Pourquoi ? Parce que
ce que l'homme réclame dit Sénèque c'est de posséder non pas la lune ou des
biens utopiques, mais tout simplement ce qui est à portée de main. Ce qui le
caractérise. Nous sommes là au cœur du stoïcisme qui consiste à vouloir ce qui
ne peut m'échapper et à fuir ce qui demeure hors d’atteinte. Ce qui constitue
l'essence de l'homme c'est le temps. Non pas le temps abstrait des horloges que
nous ne maitrisons pas puisque nous ne pouvons l’arrêter, mais
"notre" temps c'est-à-dire la façon dont j'occupe "mon"
temps. On voit immédiatement la puissance de ce possessif. Le temps ( abstrait)
devient mon temps ( concret) dès lors que je change mon rapport au temps.
En effet si nous
sommes définis par la durée de nos activités, il est évident que l'homme est
malmené par ce que l'on appelle la pression sociale : des patrons qui nous
demandent de rester au bureau malgré la fatigue, des messages qui nous
sollicitent et captent notre attention, des affaires qui nous occupent mais
nous détournent de l’essentiel. Ces demandes externes sont ce qu'il y a de plus
injuste dans la vie d'un homme si l'on définit l'homme par l'ensemble de ses
actes librement réalisés. Il va de soi que dans le cas de l'animal ce rapport
au temps diffère car l'animal ne pose pas spécifiquement une finalité qui
oriente ses activités. Inversement le petit garçon qui dit : Je serai écrivain
est tout de suite dans un rapport éthico-politique au temps. En annonçant
"Je serai écrivain" il suppose qu'il y aura "un" temps qui
sera la condition de possibilité de ses actions finalisées.
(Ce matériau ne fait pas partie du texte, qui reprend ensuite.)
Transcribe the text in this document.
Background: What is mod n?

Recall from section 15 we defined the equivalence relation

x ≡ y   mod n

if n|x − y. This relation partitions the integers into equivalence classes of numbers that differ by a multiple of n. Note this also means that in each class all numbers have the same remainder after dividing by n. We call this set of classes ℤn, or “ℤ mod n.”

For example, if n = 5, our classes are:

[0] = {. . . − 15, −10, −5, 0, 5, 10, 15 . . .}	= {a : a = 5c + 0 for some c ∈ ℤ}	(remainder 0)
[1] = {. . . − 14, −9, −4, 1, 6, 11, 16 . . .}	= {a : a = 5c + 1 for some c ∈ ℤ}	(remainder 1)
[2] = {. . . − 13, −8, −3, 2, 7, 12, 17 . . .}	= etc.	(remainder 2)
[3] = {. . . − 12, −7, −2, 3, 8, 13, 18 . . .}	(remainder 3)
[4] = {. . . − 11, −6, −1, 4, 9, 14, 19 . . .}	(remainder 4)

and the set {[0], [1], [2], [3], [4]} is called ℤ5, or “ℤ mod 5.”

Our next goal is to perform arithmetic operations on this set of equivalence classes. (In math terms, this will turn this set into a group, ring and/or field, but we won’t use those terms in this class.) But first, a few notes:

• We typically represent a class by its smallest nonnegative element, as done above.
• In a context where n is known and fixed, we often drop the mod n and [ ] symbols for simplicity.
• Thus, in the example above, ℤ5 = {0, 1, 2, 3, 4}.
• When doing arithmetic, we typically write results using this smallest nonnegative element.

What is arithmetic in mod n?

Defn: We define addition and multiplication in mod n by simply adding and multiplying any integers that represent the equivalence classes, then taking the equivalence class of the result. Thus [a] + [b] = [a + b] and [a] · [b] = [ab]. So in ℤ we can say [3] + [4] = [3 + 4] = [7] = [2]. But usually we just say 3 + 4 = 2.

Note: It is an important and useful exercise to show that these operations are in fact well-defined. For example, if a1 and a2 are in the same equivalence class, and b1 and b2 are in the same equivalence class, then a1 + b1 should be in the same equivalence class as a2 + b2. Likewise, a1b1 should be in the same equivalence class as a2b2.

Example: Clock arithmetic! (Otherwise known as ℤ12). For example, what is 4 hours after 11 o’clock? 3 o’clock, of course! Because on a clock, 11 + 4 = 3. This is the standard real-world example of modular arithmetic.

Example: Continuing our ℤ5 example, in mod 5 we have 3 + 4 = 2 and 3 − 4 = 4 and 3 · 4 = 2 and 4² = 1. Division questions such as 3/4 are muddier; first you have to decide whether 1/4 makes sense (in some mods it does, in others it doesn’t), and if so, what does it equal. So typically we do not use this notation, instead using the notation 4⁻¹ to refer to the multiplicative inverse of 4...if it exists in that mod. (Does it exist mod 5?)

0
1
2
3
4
Et c'est là justement le problème pour Sénèque
: c'est que la vie sociale elle-même peut être vue comme une somme d'obstacles
s'opposant à ma finalité personnelle. " Ton temps, jusqu'à présent, on te
le prenait". Voilà le cœur de toute révolution : réaliser que l'essentiel
n'est pas dans la richesse, les droits , la liberté, l'argent mais dans le
temps sans lequel ces notions sont vides. Le temps accordé à mes actions
voulues est le contenu de toute action authentiquement révolutionnaire. Il
s'agit de se donner du temps dans les termes de Sénèque : "Récupère-le (ce
temps de ton existence ) et prends-en soin."
J'ai appris la vérité
de la première lettre à Lucilius en me souvenant de la guerre froide. On avait
clairement deux modèles antagoniques de société, mais nous apprenions que dans
ces deux mondes, le rapport au temps n'avait pas changé. Pour les bienfaits de
l'entreprise capitaliste américaine, l'ouvrier américain se levait à 6 heures
du matin, mais l'ouvrier soviétique faisait de même pour le plus grand bien du
socialisme d'Etat. L'aliénation n'avait pas le même visage mais ces révolutions
passaient à côté de l'essentiel. Une société sera juste lorsque le citoyen
pourra employer son temps à être lui-même et non pas la chose d'un autre. Marx
avait entrevu ce rêve dans son désir de polyactivité qui ne faisait qu'exprimer
d'une autre façon la même idée. La véritable révolution sera celle du temps
lui-même.
On se rend compte par
là-même que jamais une époque n’a été moins révolutionnaire que la nôtre. Nous
pensons que la révolution véritable provient de l’objet, qu’il s’agit d’une
multitude d’objets et de gadgets que nous devons posséder, mais la révolution
provient du temps que l’on nous ôte par les technologies qui captent
l’attention et nous enlèvent la possibilité de mener une existence authentique en
donnant libre cours à nos activités. Car le progrès ne réside pas dans la
profusion des objets mais dans la somme de temps libre dont nous disposons. Sur
ce point Diderot a raison ce que nous appelons civilisation n’est qu’une
aliénation. Le tahitien profitait de ses deux heures de chasse et le reste de
la journée était à lui, nous faisons l’inverse, nous ne sommes libres que deux
heures, après un travail exténuant et violent. Et ces deux heures nous les
employons à subir la pensée des médias qui n’est que celle du pouvoir.